Brought to you by:

PSC expects strong first-half earnings results

PSC Insurance Group says today the business expects to report a more than 50% jump in underlying pre-tax earnings when its half-year financial results are released on February 22.

The projected earnings increase, outlined in a market update released this morning, predicts underlying earnings before interest, tax, depreciation and amortisation (EBITDA) of about $28.7 million for the six months to December 31.

In its previous update in November, the business said underlying EBITDA grew 40% in the first four months of the current financial year.

The Melbourne-based listed broking group says based on current trends, underlying EBITA remains on track to fall at the top end of its $65-70 million full-year guidance as previously advised.
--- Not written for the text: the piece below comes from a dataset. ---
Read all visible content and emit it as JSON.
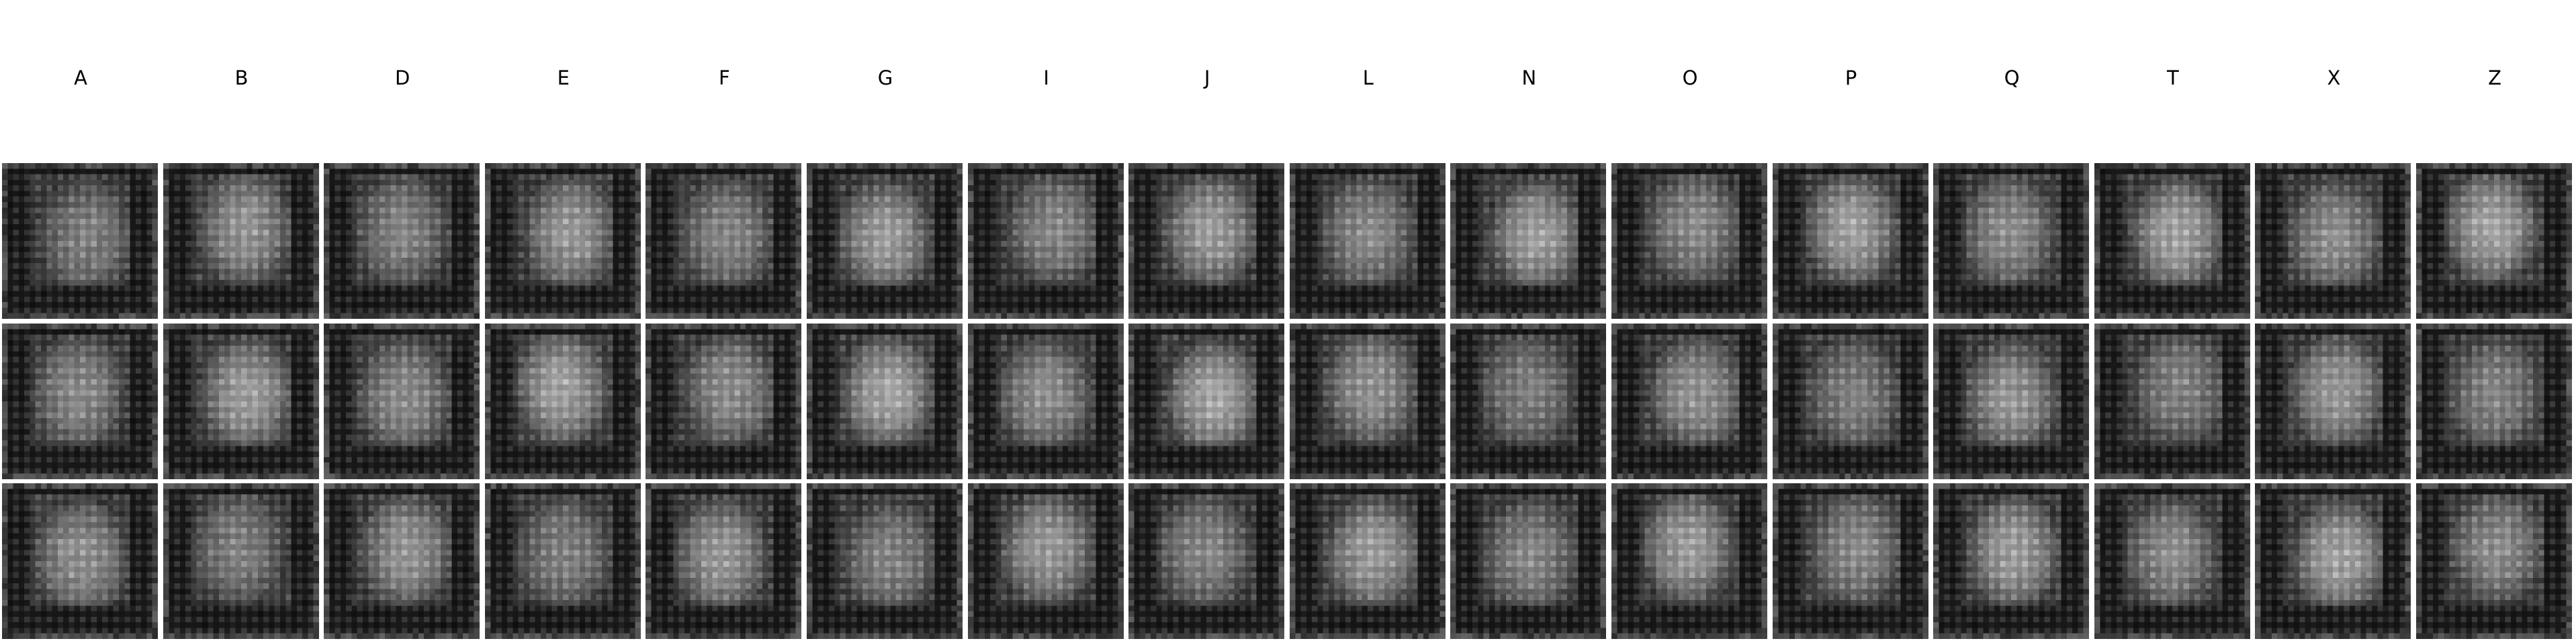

“This result reflects strong organic growth both in Australia and the UK, as well as a benefit from the inclusion of a full six-month contribution from acquisitions made in the prior corresponding period,” PSC says in the market update.

“In addition, the company continues to progress a number of acquisition opportunities and, following the recent capital raising, is well placed to fund those transactions from existing resources.”

MD Tony Robinson says the company is pleased with the state of the business.

“We are obviously delighted with the result, both the contribution from the businesses that joined the group last year and the organic growth results generated from the existing businesses,” he told insuranceNEWS.com.au today.

“It is definitely an outcome that is a product of the calibre of the people in those businesses and their focus on our clients.”

In November PSC announced it had raised $60 million from investors to fund new acquisitions, having already identified broking targets here and in the UK.